La nouvelle législation européenne prévoit explicitement que les entreprises de services en ligne prennent des mesures pour évaluer l'âge des utilisateurs et identifier ceux qui sont mineurs. Cela devrait empêcher les mineurs d'accéder aux pages web réservées au public adulte. Mais est-il possible de faire cette vérification sans violer la vie privée ? Oui, expliquent des experts consultés par la Commission Européenne, grâce au système de « double anonymat », semblable à celui utilisé dans les opérations bancaires, qui impliquerait également la participation d'une autorité externe, active dans les pays européens, pour vérifier les données personnelles sans les enregistrer ni les conserver.
Cette proposition a deux grands opposants : les plateformes technologiques et les associations en faveur du respect de la vie privée des personnes. Des militants du droit à la vie privée sont très critiques à l'égard du projet de la Commission. Le nouveau règlement impliquerait la surveillance des contenus cryptés. Le cryptage de bout en bout permet normalement uniquement à l'expéditeur et au lecteur d''accéder au contenu de leur communication. Les entreprises technologiques, notamment Meta - la société mère de Facebook - et Apple, résistent depuis des années à la demande des autorités de créer dans leur services des "backdoors" (portes arrières) qui permettraient aux services étatiques d'accéder aux contenus échangés à l'insu de l'utilisateur. La nouvelle législation affecterait aussi à des plateformes comme TikTok, Tinder, Telegram, Signal, Viber, etc. C'est-à-dire, toutes les plateformes où les utilisateurs peuvent communiquer avec un chat et qui peuvent être utilisées pour la diffusion de matériel pornographique infantile.
Patrick Breyer, député européen allemand et militant des droits civiques, membre du Parti Pirate, a qualifié la loi de « plan de surveillance de masse » et d' « attaque d'espionnage de nos messages privés et de nos photos par des algorithmes sujets aux erreurs »,et a parlé d' « un pas de géant vers un État de surveillance à la chinoise ». Selon Breyer, « avec son projet de mettre fin au chiffrement sécurisé, la Commission met en péril la sécurité globale de nos communications privées et de nos réseaux publics, les secrets commerciaux et les secrets d'État pour satisfaire des désirs de surveillance à court terme. Ouvrir la porte aux services de renseignement étrangers et aux pirates informatiques est totalement irresponsable ».
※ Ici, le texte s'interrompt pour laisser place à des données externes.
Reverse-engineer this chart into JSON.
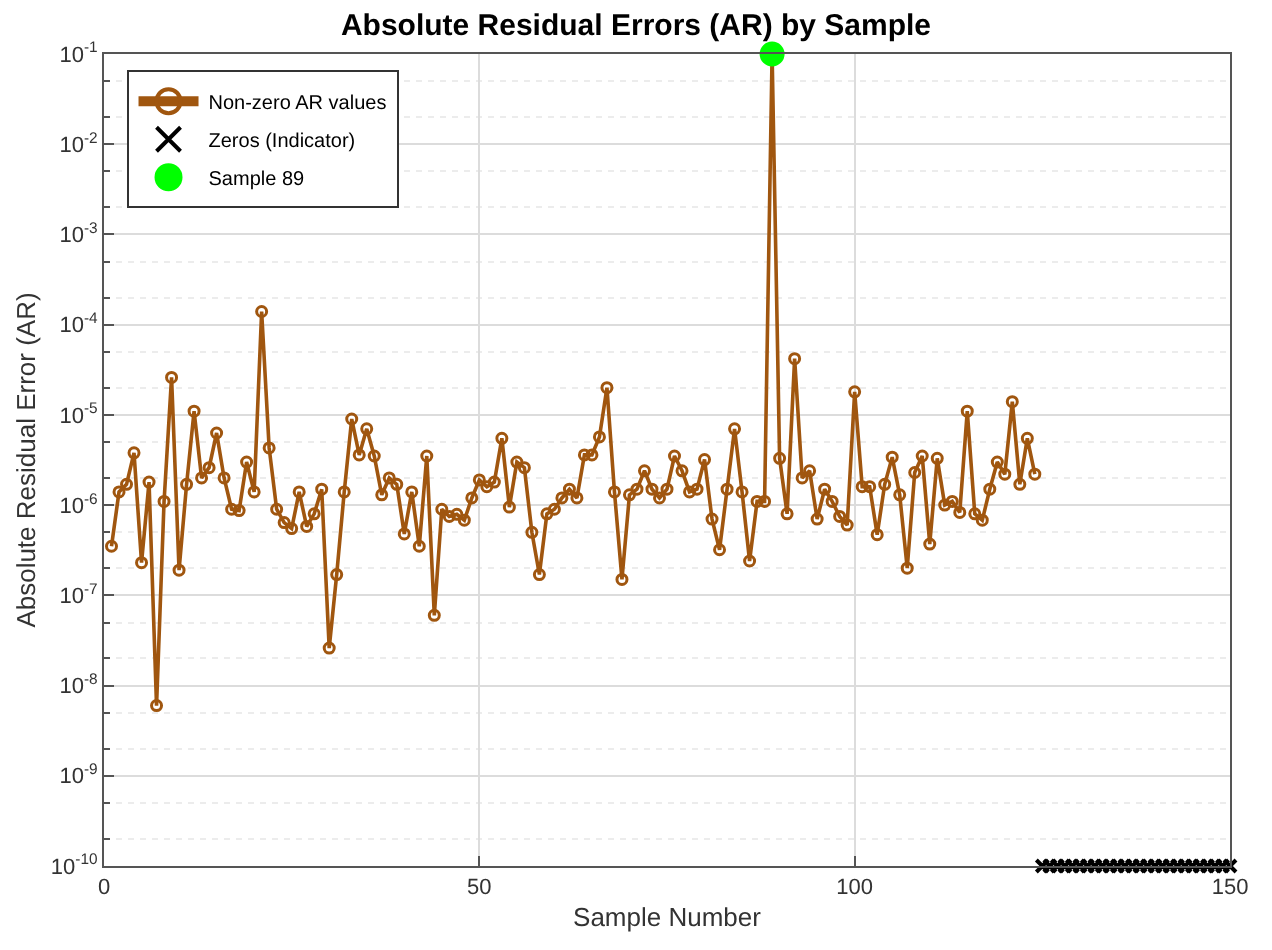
{
  "chart_data": {
    "type": "line",
    "title": "Absolute Residual Errors (AR) by Sample",
    "xlabel": "Sample Number",
    "ylabel": "Absolute Residual Error (AR)",
    "log": "y",
    "grid": true,
    "legend": "top left",
    "xlim": [
      0,
      150
    ],
    "xticks": [
      0,
      50,
      100,
      150
    ],
    "ylim": [
      1e-10,
      0.1
    ],
    "yticks": [
      {
        "value": 1e-10,
        "label": "10$^{-10}$"
      },
      {
        "value": 1e-09,
        "label": "10$^{-9}$"
      },
      {
        "value": 1e-08,
        "label": "10$^{-8}$"
      },
      {
        "value": 1e-07,
        "label": "10$^{-7}$"
      },
      {
        "value": 1e-06,
        "label": "10$^{-6}$"
      },
      {
        "value": 1e-05,
        "label": "10$^{-5}$"
      },
      {
        "value": 0.0001,
        "label": "10$^{-4}$"
      },
      {
        "value": 0.001,
        "label": "10$^{-3}$"
      },
      {
        "value": 0.01,
        "label": "10$^{-2}$"
      },
      {
        "value": 0.1,
        "label": "10$^{-1}$"
      }
    ],
    "series": [
      {
        "name": "Non-zero AR values",
        "color": "#a0560f",
        "marker": "circle",
        "x": [
          1,
          2,
          3,
          4,
          5,
          6,
          7,
          8,
          9,
          10,
          11,
          12,
          13,
          14,
          15,
          16,
          17,
          18,
          19,
          20,
          21,
          22,
          23,
          24,
          25,
          26,
          27,
          28,
          29,
          30,
          31,
          32,
          33,
          34,
          35,
          36,
          37,
          38,
          39,
          40,
          41,
          42,
          43,
          44,
          45,
          46,
          47,
          48,
          49,
          50,
          51,
          52,
          53,
          54,
          55,
          56,
          57,
          58,
          59,
          60,
          61,
          62,
          63,
          64,
          65,
          66,
          67,
          68,
          69,
          70,
          71,
          72,
          73,
          74,
          75,
          76,
          77,
          78,
          79,
          80,
          81,
          82,
          83,
          84,
          85,
          86,
          87,
          88,
          89,
          90,
          91,
          92,
          93,
          94,
          95,
          96,
          97,
          98,
          99,
          100,
          101,
          102,
          103,
          104,
          105,
          106,
          107,
          108,
          109,
          110,
          111,
          112,
          113,
          114,
          115,
          116,
          117,
          118,
          119,
          120,
          121,
          122,
          123,
          124
        ],
        "values": [
          3.5e-07,
          1.4e-06,
          1.7e-06,
          3.8e-06,
          2.3e-07,
          1.8e-06,
          6e-09,
          1.1e-06,
          2.6e-05,
          1.9e-07,
          1.7e-06,
          1.1e-05,
          2e-06,
          2.6e-06,
          6.3e-06,
          2e-06,
          9e-07,
          8.7e-07,
          3e-06,
          1.4e-06,
          0.00014,
          4.3e-06,
          9e-07,
          6.4e-07,
          5.5e-07,
          1.4e-06,
          5.8e-07,
          8e-07,
          1.5e-06,
          2.6e-08,
          1.7e-07,
          1.4e-06,
          9e-06,
          3.6e-06,
          7e-06,
          3.5e-06,
          1.3e-06,
          2e-06,
          1.7e-06,
          4.8e-07,
          1.4e-06,
          3.5e-07,
          3.5e-06,
          6e-08,
          9e-07,
          7.5e-07,
          7.9e-07,
          6.8e-07,
          1.2e-06,
          1.9e-06,
          1.6e-06,
          1.8e-06,
          5.5e-06,
          9.5e-07,
          3e-06,
          2.6e-06,
          5e-07,
          1.7e-07,
          8e-07,
          9e-07,
          1.2e-06,
          1.5e-06,
          1.2e-06,
          3.6e-06,
          3.6e-06,
          5.7e-06,
          2e-05,
          1.4e-06,
          1.5e-07,
          1.3e-06,
          1.5e-06,
          2.4e-06,
          1.5e-06,
          1.2e-06,
          1.5e-06,
          3.5e-06,
          2.4e-06,
          1.4e-06,
          1.5e-06,
          3.2e-06,
          7e-07,
          3.2e-07,
          1.5e-06,
          7e-06,
          1.4e-06,
          2.4e-07,
          1.1e-06,
          1.1e-06,
          0.1,
          3.3e-06,
          8e-07,
          4.2e-05,
          2e-06,
          2.4e-06,
          7e-07,
          1.5e-06,
          1.1e-06,
          7.5e-07,
          6e-07,
          1.8e-05,
          1.6e-06,
          1.6e-06,
          4.7e-07,
          1.7e-06,
          3.4e-06,
          1.3e-06,
          2e-07,
          2.3e-06,
          3.5e-06,
          3.7e-07,
          3.3e-06,
          1e-06,
          1.1e-06,
          8.3e-07,
          1.1e-05,
          8e-07,
          6.8e-07,
          1.5e-06,
          3e-06,
          2.2e-06,
          1.4e-05,
          1.7e-06,
          5.5e-06,
          2.2e-06
        ]
      },
      {
        "name": "Zeros (Indicator)",
        "type": "scatter",
        "color": "#000000",
        "marker": "cross",
        "x": [
          125,
          126,
          127,
          128,
          129,
          130,
          131,
          132,
          133,
          134,
          135,
          136,
          137,
          138,
          139,
          140,
          141,
          142,
          143,
          144,
          145,
          146,
          147,
          148,
          149,
          150
        ],
        "values": [
          1e-10,
          1e-10,
          1e-10,
          1e-10,
          1e-10,
          1e-10,
          1e-10,
          1e-10,
          1e-10,
          1e-10,
          1e-10,
          1e-10,
          1e-10,
          1e-10,
          1e-10,
          1e-10,
          1e-10,
          1e-10,
          1e-10,
          1e-10,
          1e-10,
          1e-10,
          1e-10,
          1e-10,
          1e-10,
          1e-10
        ]
      },
      {
        "name": "Sample 89",
        "type": "scatter",
        "color": "#00ff00",
        "marker": "circle",
        "x": [
          89
        ],
        "values": [
          0.1
        ]
      }
    ]
  }
}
L'Union Européenne a besoin d'une nouvelle législation, car la législation actuelle n'a que quelques mois à vivre. Représentants de la Commission Européenne affirme que l'objectif est d'élaborer une législation équilibrée qui protège les droits fondamentaux des enfants, ainsi que les droits à la vie privée. L'objectif est d'adopter la nouvelle législation avant la fin de la législature actuelle, au printemps de l'année prochaine. Les droites et les conservateurs sont déterminés à approuver la législation. Les socialistes et les démocrates sont plus divisés, bien que paradoxalement la proposition vient de la commissaire européenne aux affaires intérieures, Ylva Johansson, qui est socialiste. Mystères de la politique en Europe, mais l'horloge continue de tourner et il reste de moins en moins de temps pour que l'Europe adopte une législation capable de défendre ses enfants.